The new MPEG-I Immersive Audio standard
The MPEG-I Immersive Audio standard is currently being finalized by MPEG Audio group (ISO/IEC JTC1/SC29/WG6). The Committee Draft is expected to be released next year, and the final standard will follow one year later in 2025.
As one of the latest additions to the MPEG-I suite of standards for immersive media, MPEG-I Immersive Audio will bring lifelike immersive audio experiences into AR and VR. Together the MPEG-I standards will ensure interoperability between all parts of the ecosystem, thus improving efficiency and reducing costs. These standards will be easily available to serve the needs of the media industry. Creators will be able to make high quality content for a wide range of applications and products, whilst developers will benefit from the rich set of features and guaranteed high quality. VR, AR and metaverse in general will become more affordable and widespread.
MPEG-I Immersive Audio covers technologies for six degrees of freedom (6DoF) immersion including 6DoF rendering and supporting metadata with bitstream syntax for efficient storage and streaming. These will further improve immersive experiences for the end user. The new technology supports audio sources with spatial extent and unique sound characteristics of a real-life environment, such as different musical instruments. Rendering uses modelling to create realistic acoustic environments, like different room sizes, and geometry to describe the elements that affect sound, like walls, doors, and furniture. It also supports complex acoustic phenomena, such as echoes, blocked sounds (occlusion), bending of sounds (diffraction) and changes in sound wave frequency due to motion (the Doppler shift). The rendering even considers the acoustic properties of different materials used in, for example, walls and furniture, making the experience more authentic. This will make navigating in the VR or AR world with 6DoF, including 3D spatial navigation (left-right, forward-back, up-down) and head rotation (roll, pitch, yaw), even more realistic for the end user.
Sounds are different for VR and AR
As said, MPEG-I Immersive Audio has been designed to provide compelling, real-life audio experiences for both VR and AR. The end user of this technology will be fully immersed in the vivid audio of lifelike scenes, such as a walk in a forest, while being able to interact with the virtual or augmented world.

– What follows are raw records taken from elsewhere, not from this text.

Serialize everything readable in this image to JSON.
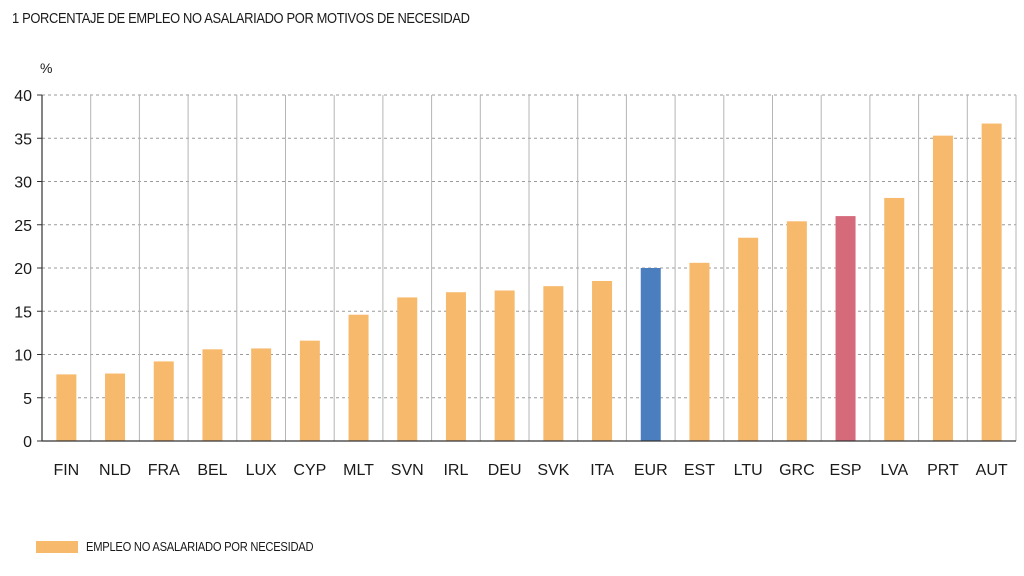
{
  "title": "1  PORCENTAJE DE EMPLEO NO ASALARIADO POR MOTIVOS DE NECESIDAD",
  "legend": {
    "label": "EMPLEO NO ASALARIADO POR NECESIDAD",
    "color": "#F7B96B"
  },
  "colors": {
    "default": "#F7B96B",
    "EUR": "#4A7EBF",
    "ESP": "#D56A7B",
    "grid": "#9a9a9a",
    "axis": "#333333"
  },
  "chart_data": {
    "type": "bar",
    "title": "1  PORCENTAJE DE EMPLEO NO ASALARIADO POR MOTIVOS DE NECESIDAD",
    "xlabel": "",
    "ylabel": "%",
    "ylim": [
      0,
      40
    ],
    "yticks": [
      0,
      5,
      10,
      15,
      20,
      25,
      30,
      35,
      40
    ],
    "grid": true,
    "legend_position": "bottom-left",
    "categories": [
      "FIN",
      "NLD",
      "FRA",
      "BEL",
      "LUX",
      "CYP",
      "MLT",
      "SVN",
      "IRL",
      "DEU",
      "SVK",
      "ITA",
      "EUR",
      "EST",
      "LTU",
      "GRC",
      "ESP",
      "LVA",
      "PRT",
      "AUT"
    ],
    "series": [
      {
        "name": "EMPLEO NO ASALARIADO POR NECESIDAD",
        "values": [
          7.7,
          7.8,
          9.2,
          10.6,
          10.7,
          11.6,
          14.6,
          16.6,
          17.2,
          17.4,
          17.9,
          18.5,
          20.0,
          20.6,
          23.5,
          25.4,
          26.0,
          28.1,
          35.3,
          36.7
        ]
      }
    ]
  }
}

What needs to be kept in mind is that VR and AR are two different things. In the case of VR, the acoustic properties of an audio scene are known during content creation, while AR rendering uses the acoustic properties of the actual real-life space around the user. Immersive audio in AR applications adapts to user’s real-life surroundings and creates the impression of the sound source truly being present in the same physical space. MPEG-I Immersive Audio will use binaural rendering for headphones, like most VR and AR applications do today, but it will also support rendering to loudspeakers.
The user will be fully immersed in the vivid audio of lifelike scenes, while being able to move around and interact with the virtual or augmented world.

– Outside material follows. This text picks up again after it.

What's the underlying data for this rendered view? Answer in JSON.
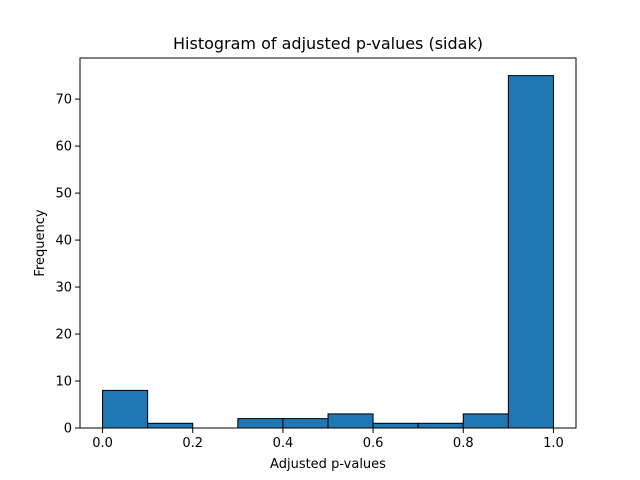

Nokia leads in the development of MPEG-I Immersive Audio
Nokia has been active in the MPEG-I Immersive Audio standardization from its very beginning in early 2017. As one of the leading developers we are also part of the group of companies whose technology was selected as the baseline for the new standard through winning the Call for Proposals. Furthermore, Nokia is among the key contributors to the ongoing post-selection improvements work (Core Experiments). We have also played a significant role in the creation of the software tools necessary for the evaluation and development of new 6DoF immersive audio technology. Currently Nokia is actively driving the finalization of the standard through improving the existing baseline technology and extending it with new features.
Our researchers continue to lead in the development of 6DoF immersive audio for Virtual and Augmented Reality. With over 30 years of world’s leading audio research and innovation, our advanced immersive audio technologies enable compelling, lifelike audio for both virtual and augmented use.